Thursday, September 14, 2017

Review: UNDER by Abigail Blakely

It all begins with a woman waking up in a dark and desolate environment. She doesn't know where she is or how she got there. She doesn't even remember putting on a green dress. In fact, she can't even remember her own name. When she encounters a boy claiming to be "no one," she's desperate for answers, so he tells her that's she's dead. But that's impossible.

At first, she doesn't believe it, until she becomes surrounded by grotesque monsters and foul creatures. Then she begins to wonder: maybe she is in Hell? But, instead, they call it Under, a place the dead have fallen into to wander aimlessly in dark shambles.

The story instantly grabbed me with its alluring mystery. Of course, anything involving death usually has a compelling mystery behind it. But this one had an interesting spin on it. Named after an object that they died with, these characters are lost souls, carrying an air of grim despair and misery. Our main character is called Key, named for the key she was left with. Though the idea of naming each character after an object was clever, I also thought there were just a few too many characters to keep track of.

Suddenly, news spreads of a murder. How could somebody murder the dead? You can't kill something that's already dead. That tidbit was very unsettling. It just didn't make sense.  So, with a killer on the loose, everyone in Under was in a frenzy, and then Key begins to wonder if the key she has could be the answer to something.
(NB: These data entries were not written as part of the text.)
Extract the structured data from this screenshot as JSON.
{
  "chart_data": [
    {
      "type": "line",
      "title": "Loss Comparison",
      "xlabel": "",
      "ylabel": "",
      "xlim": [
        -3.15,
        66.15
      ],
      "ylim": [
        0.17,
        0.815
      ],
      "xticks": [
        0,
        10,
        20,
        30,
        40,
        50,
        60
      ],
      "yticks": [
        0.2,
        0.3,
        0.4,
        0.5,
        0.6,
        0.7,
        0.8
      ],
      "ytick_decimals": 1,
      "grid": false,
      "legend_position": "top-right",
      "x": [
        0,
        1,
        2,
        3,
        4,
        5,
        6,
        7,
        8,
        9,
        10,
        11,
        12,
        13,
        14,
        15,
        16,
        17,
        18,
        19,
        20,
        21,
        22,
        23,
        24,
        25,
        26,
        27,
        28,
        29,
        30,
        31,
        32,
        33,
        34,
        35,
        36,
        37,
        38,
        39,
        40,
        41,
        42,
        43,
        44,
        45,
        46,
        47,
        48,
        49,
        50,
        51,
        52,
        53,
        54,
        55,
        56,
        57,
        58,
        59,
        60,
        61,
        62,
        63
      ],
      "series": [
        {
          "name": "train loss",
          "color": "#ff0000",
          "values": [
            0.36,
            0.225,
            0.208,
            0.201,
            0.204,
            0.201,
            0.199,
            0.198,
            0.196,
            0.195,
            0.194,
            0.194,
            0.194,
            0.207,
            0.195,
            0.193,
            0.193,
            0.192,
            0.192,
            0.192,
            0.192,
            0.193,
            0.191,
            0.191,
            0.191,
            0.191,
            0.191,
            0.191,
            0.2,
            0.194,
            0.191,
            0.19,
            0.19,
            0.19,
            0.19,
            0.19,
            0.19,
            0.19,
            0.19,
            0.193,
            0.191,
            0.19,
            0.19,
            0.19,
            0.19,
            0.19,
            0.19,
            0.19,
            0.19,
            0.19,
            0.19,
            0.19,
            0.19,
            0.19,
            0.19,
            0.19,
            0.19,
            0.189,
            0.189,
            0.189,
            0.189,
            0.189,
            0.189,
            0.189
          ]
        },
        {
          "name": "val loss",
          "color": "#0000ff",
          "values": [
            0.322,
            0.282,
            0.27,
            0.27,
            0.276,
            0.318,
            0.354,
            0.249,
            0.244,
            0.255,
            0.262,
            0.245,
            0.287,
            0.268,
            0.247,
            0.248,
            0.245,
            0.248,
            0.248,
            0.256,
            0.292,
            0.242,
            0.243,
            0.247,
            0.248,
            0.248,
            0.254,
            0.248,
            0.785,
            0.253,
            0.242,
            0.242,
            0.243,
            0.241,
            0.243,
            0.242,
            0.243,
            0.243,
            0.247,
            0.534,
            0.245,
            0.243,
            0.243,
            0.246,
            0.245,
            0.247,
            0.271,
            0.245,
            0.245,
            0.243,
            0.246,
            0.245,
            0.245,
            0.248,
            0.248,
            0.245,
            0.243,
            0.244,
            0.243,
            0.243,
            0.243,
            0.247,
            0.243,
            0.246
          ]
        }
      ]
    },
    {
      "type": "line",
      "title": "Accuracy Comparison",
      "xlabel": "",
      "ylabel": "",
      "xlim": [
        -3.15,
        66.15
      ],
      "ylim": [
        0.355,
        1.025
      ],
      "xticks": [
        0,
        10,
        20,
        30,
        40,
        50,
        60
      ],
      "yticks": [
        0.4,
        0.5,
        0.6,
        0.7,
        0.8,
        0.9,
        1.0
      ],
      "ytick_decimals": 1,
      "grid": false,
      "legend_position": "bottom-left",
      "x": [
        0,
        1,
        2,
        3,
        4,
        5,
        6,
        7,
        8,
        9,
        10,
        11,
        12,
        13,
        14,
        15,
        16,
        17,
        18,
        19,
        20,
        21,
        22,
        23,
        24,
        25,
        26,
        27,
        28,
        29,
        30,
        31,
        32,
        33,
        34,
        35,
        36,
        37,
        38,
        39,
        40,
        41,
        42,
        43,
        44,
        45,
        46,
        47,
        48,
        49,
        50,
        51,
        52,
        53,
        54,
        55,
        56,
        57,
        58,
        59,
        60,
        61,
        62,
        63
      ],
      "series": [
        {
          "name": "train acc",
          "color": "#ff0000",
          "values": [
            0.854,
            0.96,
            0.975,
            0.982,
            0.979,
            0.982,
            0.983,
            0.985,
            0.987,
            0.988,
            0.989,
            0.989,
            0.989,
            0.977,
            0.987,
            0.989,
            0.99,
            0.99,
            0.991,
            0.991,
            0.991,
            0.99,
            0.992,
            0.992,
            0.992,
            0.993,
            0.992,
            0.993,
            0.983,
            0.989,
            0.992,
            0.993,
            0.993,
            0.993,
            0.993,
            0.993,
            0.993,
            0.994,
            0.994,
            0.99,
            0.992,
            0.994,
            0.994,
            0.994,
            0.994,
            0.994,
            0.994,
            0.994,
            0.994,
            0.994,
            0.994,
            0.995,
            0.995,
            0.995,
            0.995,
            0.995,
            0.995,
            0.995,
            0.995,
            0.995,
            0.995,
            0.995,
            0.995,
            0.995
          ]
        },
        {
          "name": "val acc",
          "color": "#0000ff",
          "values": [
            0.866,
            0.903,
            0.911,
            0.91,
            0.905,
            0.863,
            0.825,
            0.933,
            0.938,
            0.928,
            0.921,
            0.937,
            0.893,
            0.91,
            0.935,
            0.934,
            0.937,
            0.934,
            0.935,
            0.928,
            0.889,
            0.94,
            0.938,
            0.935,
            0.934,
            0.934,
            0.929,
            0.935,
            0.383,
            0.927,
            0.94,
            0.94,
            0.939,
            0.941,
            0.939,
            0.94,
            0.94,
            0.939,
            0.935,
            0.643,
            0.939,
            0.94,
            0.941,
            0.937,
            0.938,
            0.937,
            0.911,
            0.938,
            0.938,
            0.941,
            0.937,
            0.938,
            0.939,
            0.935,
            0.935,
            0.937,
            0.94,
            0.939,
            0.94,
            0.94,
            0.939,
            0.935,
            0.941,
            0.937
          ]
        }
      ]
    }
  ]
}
After all, "every key unlocks something."

All in all, the book was well-written and the story carried an exquisite element that combined horror, mystery, and fantasy. In fact, I could almost see this turning into a Tim Burton film. Story had its morbid, odd-ball characters with a twisted, nonsensical plot. The mystery was certainly interesting, but the whole thing was just a big, dark maze that the reader has to blindly fumble through, meaning that you hardly know what's going on and you can't see where you're going. And I guess that was the beauty of this story, but I just felt like I was running into too many walls with it. It's not bad, it's not good. It was okay.